Woebot is experiencing increased usage during the pandemic, “huge increases,” Darcy said, and it has tracked more need for support among younger users, which the recent research shows to be at elevated levels of risk. At the time of its August deal, Ginger noted “skyrocketing demand” for anxiety and depression care among U.S. workers.

More employees are willing to ask for help because there is a greater shared sense of going through a difficult experience as a community, Oracle’s He said, and tech-based support for mental health is a logical extension of how people already interact with machines — fitness apps support better physical health and have edged into other areas of wellness like sleep patterns.

But UPMC’s Serio said that once an initial assessment has been done, there is no AI replacement for the “nuance and cues, and all those things human beings do. … What people need is empathy.
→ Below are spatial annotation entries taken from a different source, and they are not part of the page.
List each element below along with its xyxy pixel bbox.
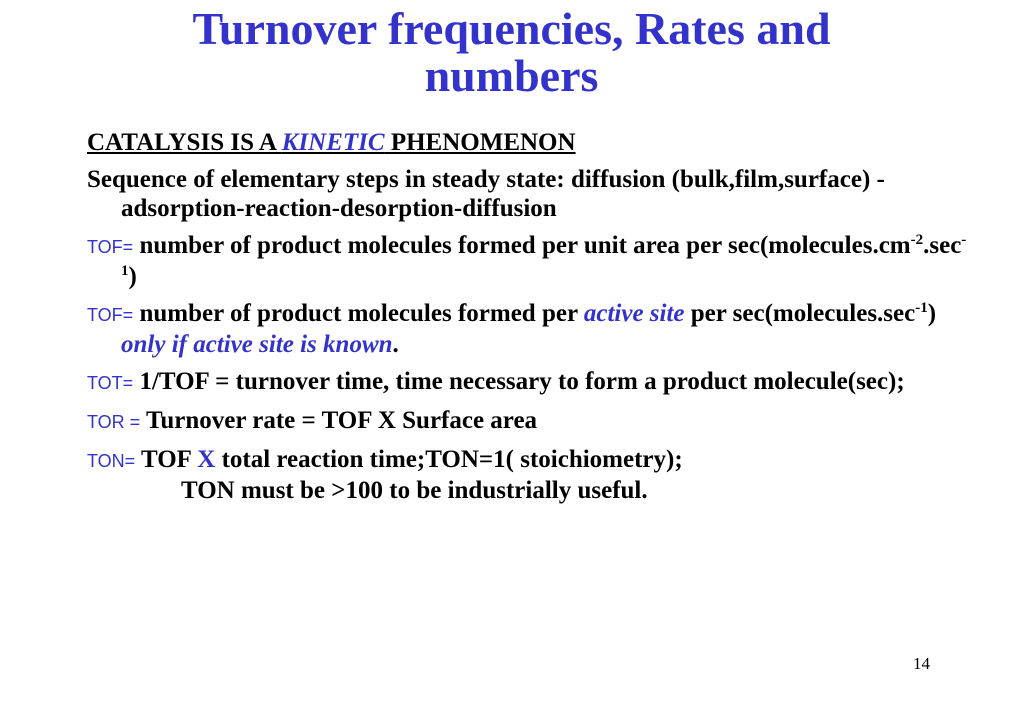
tof-site-text-3: ) — [927, 300, 937, 327]
tof-area-end: ) — [128, 263, 137, 290]
tor-definition — [87, 406, 967, 437]
tof-term-2: TOF= — [87, 305, 134, 325]
tof-site-sup: -1 — [915, 300, 928, 316]
sequence-paragraph: Sequence of elementary steps in steady state: diffusion (bulk,film,surface) - adsorption-reaction-desorption-diffusion — [87, 166, 885, 222]
ton-multiply-x: X — [197, 446, 216, 473]
ton-requirement: TON must be >100 to be industrially useful. — [181, 477, 648, 504]
ton-text-2: total reaction time;TON=1( stoichiometry); — [215, 446, 683, 473]
page-number: 14 — [913, 654, 930, 673]
tof-area-definition — [87, 231, 967, 291]
tor-text: Turnover rate = TOF X Surface area — [140, 407, 538, 434]
tof-site-text: number of product molecules formed per — [133, 300, 584, 327]
known-site-emphasis: only if active site is known — [121, 331, 393, 358]
tot-text: 1/TOF = turnover time, time necessary to form a product molecule(sec); — [133, 368, 905, 395]
tof-area-sup-2: -1 — [121, 232, 967, 279]
tof-site-text-2: per sec(molecules.sec — [684, 300, 916, 327]
slide-title-line-2: numbers — [424, 49, 599, 101]
tot-definition — [87, 367, 967, 398]
active-site-emphasis: active site — [583, 300, 685, 327]
ton-text-1: TOF — [135, 446, 198, 473]
tof-site-definition — [87, 299, 967, 359]
tof-site-end: . — [392, 331, 399, 358]
slide-body — [87, 128, 967, 505]
catalysis-heading — [87, 128, 967, 157]
ton-term: TON= — [87, 451, 136, 471]
slide-title-line-1: Turnover frequencies, Rates and — [192, 3, 831, 54]
tof-area-mid: .sec — [923, 232, 962, 259]
tor-term: TOR = — [87, 412, 141, 432]
ton-definition — [87, 445, 967, 476]
heading-emphasis-kinetic: KINETIC — [281, 129, 385, 156]
tof-area-text: number of product molecules formed per unit area per sec(molecules.cm — [133, 232, 911, 259]
heading-part-2: PHENOMENON — [384, 129, 576, 156]
tof-term-1: TOF= — [87, 237, 134, 257]
tof-area-sup-1: -2 — [910, 232, 924, 248]
slide-title — [0, 3, 1023, 101]
heading-part-1: CATALYSIS IS A — [87, 129, 282, 156]
tot-term: TOT= — [87, 373, 134, 393]
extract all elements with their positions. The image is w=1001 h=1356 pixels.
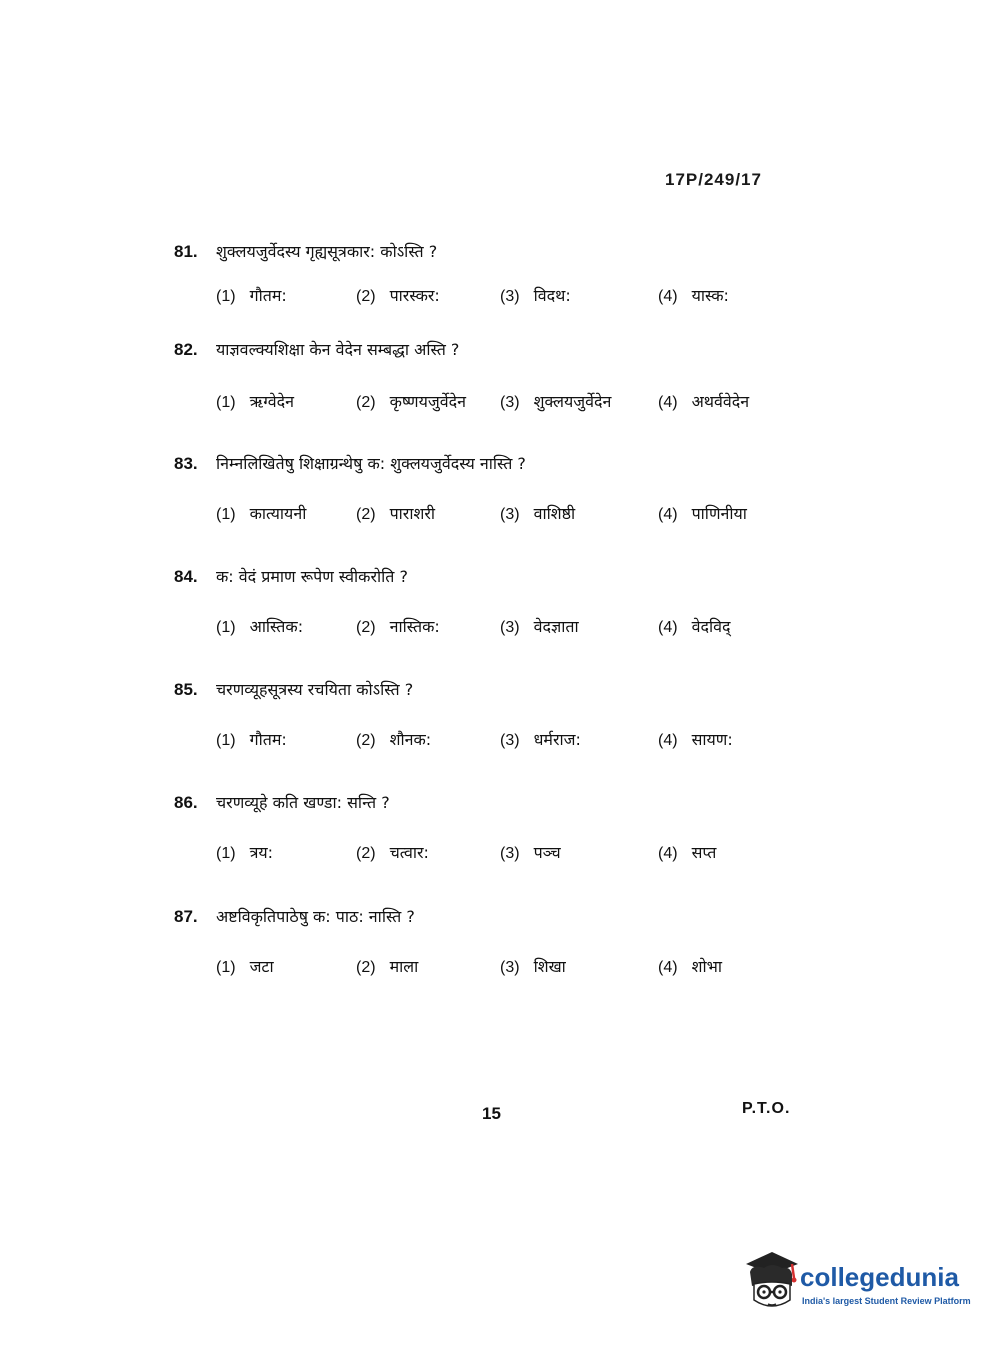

Anyone who says that will be fully automated one day, I don’t know what reality they are grounded in.”

Duane thinks people should not understate the value of how far the technology already has come — not needing to make an appointment or deal with a doctor as a first step, eliminating feelings of shame or discomfort. It is a stigma workaround, a Band-aid on the larger problem of getting more individuals to seek help, but he said it also speaks to the fact that chatbots already are part of the solution.

“To everyone feeling the weight of 2020, it’s a reasonable response to what’s going on and the massive increase in demand. Access and timeliness are really important when we look at the quantity of people who need mental health care. …. Can AI and chatbots be helpful? Absolutely and partially.”